One distinct advantage to the tilt/swivel setup is on drilling and boring operations where you need a strong grip on the piece. If you have a swivel head, that's easy with a conventional vise or using the table and clamps. Since you don't, then it may be a great way to go.


----------



## Tony Wells (Aug 17, 2011)

I have a couple of swivel bases that came with the vises, but I took them off. 

Given that choice, I'd go for the tilt vise, because you can always spin a vise around and clamp it anywhere. It's just easier with the graduations right on the swivel instead of sweeping in the vise at the desired angle. But, depending on what you are making, you may never need to do that.


----------



## Tony Wells (Aug 17, 2011)

If this is a manual mill, then a swivel vise can sometimes be useful, but on a CNC machine, it's not. If you are really good with both hands, you can cut an angle without a swivel vise.


----------



## Tony Wells (Aug 17, 2011)

For an 8 X 28 a 4 inch should be adequate. I don't have one to part with, but you shouldn't have any trouble locating one.

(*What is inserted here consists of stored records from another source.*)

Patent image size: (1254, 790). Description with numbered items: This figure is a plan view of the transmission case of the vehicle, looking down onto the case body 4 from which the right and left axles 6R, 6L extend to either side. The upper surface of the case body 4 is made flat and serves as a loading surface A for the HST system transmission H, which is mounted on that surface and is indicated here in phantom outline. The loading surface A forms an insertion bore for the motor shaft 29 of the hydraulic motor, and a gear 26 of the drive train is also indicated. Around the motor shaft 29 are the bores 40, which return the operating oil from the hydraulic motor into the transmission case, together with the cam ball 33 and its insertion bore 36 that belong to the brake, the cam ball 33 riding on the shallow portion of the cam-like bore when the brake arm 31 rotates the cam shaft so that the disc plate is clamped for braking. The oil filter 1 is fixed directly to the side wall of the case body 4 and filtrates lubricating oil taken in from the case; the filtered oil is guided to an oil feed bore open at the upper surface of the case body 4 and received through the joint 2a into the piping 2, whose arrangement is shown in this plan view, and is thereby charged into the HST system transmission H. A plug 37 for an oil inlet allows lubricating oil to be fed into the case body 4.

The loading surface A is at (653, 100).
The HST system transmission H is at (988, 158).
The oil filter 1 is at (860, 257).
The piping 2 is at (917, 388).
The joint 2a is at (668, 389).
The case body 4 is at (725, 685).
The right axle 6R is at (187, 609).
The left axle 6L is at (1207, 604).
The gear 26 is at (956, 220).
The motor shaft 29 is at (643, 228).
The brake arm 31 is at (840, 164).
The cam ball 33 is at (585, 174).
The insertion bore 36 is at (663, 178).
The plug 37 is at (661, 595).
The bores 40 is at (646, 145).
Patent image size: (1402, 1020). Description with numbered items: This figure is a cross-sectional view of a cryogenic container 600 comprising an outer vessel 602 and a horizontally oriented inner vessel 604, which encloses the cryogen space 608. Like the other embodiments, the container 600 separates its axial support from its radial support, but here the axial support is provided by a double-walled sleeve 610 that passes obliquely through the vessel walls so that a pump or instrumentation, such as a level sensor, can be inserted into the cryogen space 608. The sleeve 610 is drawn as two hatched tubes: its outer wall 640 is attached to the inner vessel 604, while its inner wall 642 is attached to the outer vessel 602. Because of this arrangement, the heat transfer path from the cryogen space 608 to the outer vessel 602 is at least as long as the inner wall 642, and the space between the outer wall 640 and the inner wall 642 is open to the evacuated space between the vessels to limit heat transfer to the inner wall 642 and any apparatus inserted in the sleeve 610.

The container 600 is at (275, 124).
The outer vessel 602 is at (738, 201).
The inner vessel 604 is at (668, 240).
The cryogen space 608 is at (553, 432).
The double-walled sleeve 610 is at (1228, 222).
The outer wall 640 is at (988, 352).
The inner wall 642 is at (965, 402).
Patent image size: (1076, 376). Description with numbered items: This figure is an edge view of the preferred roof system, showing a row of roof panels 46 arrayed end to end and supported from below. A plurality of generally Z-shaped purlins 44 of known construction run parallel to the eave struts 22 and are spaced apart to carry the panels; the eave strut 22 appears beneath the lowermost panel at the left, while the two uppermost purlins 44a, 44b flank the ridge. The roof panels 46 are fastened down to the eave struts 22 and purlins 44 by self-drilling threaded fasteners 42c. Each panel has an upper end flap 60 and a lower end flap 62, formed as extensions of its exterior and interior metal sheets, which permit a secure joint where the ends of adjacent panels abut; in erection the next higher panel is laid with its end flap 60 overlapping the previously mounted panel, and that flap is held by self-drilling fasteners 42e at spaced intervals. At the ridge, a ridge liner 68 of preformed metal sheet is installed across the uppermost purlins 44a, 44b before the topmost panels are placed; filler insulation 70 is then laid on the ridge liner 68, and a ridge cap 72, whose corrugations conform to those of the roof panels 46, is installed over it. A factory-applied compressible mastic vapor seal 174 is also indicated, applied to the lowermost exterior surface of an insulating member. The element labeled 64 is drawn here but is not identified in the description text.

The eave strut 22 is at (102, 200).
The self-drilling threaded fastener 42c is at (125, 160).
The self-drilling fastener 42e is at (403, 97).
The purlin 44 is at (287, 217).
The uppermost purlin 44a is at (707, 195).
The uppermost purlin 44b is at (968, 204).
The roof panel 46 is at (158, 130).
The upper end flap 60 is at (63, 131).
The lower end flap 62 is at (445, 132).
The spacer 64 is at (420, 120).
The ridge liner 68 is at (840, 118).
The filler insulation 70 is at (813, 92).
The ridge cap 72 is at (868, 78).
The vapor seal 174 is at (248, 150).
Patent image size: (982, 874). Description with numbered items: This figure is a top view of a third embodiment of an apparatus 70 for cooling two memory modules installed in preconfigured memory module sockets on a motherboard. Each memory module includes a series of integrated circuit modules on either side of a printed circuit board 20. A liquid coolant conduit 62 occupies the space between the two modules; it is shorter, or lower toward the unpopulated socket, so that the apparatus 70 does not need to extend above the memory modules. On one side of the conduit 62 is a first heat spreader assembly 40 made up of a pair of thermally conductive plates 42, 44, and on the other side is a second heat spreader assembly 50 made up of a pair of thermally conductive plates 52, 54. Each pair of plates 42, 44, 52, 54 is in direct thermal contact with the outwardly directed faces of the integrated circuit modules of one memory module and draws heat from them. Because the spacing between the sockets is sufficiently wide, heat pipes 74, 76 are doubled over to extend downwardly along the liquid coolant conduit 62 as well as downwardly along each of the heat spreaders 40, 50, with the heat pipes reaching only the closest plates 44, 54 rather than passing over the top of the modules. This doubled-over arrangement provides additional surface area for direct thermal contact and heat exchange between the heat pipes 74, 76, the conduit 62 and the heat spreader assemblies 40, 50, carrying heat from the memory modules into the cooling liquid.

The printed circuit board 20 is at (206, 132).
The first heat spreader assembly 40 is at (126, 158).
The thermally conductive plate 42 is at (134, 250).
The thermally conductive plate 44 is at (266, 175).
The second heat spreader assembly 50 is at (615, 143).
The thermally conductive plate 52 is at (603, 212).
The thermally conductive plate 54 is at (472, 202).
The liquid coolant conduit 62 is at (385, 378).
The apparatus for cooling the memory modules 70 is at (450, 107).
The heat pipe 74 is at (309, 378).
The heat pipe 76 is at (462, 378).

Of course, if a larger vise came up for the right price, jump on it. Obviously, you won't need an 8" vise, so don't get carried away.

I don't know anything about Shars equipment.


----------



## rodburner (Aug 17, 2011)

I have a 4" Shars and am very satisfied with it so far,seems to be nice and tight and constructed pretty good.


----------



## randyjaco (Aug 17, 2011)

I'd go with a 4" or 6" Kurt vise. If that is too pricey, go with a clone. A Kurt type vise will handle 90% of your mill clamping needs. It is just the best design out there today. I very seldom use the swivel bases, but there are times when they do come in handy.

Randy


----------



## Highpower (Aug 17, 2011)

Tony Wells link=topic=3128.msg22333#msg22333 date=1313562843 said:
			
		

> For an 8 X 28 a 4 inch should be adequate.


Turbo, I agree with Tony. Your table is about the same size as mine and my 4 inch vice has done everything I have asked of it. I also have a brand new 6" vice still sitting in the box that I bought at the same time. I've never had a need to use it - yet. : 

I don't have a swivel base or a tilt vice, but I do have a set of small angle plates that get the job done for me using the regular vice.
Just another option.  

4 inch vice / 8 inch table:
Fits pretty good.


----------



## george wilson (Aug 17, 2011)

The swivel and tilt vises bend to and fro quite noticeably when you are taking a cut. Get the one that has the THICKEST swivel base you can find. I have used Asian vises for years before I got my Kurt. The trouble with many of them is that their swivel bases are just not thick enough. You can see them pulling up away from the table when under strain.


----------



## Tony Wells (Aug 17, 2011)

Some are harder than that, and it's pretty tough to remachine them. Most would be surface ground.


----------



## Highpower (Aug 17, 2011)

turbinedoctor link=topic=3128.msg22394#msg22394 date=1313627694 said:
			
		

> Can a drill press vise work to the standards you seek in a mill vise?
> 
> Turbo


In a word - *No*. A machine (mill) vice is made to much closer tolerances than a drill press vice. The base, body, and jaws of a machine vice are ground to be (hopefully) perfectly flat, straight and parallel, and have smooth jaws. They also have a much greater force available for clamping onto the work than a drill press vice. You CAN use a drill press vice for drilling or *very light milling* on the mill, but they really aren't designed to withstand the forces that are encountered during milling operations.

Something you can do with a machine vice is to make your own jaws, and cut them any way you like. The jaws bolt on and can be removed / replaced.  

Have a look at this video from MIT and it will give you a look at several work holding options you have for working on a milling machine. In fact, ALL of those videos in that series are well worth watching IMHO. Lots of good information presented about working with machines and tools.


----------



## Highpower (Aug 18, 2011)

turbinedoctor link=topic=3128.msg22410#msg22410 date=1313637384 said:
			
		

> That answered alot of questions for me. ;0
> 
> Turbo


Yeah, it did for me too!


----------



## Tenn (Aug 18, 2011)

Excellent video

~Chris


----------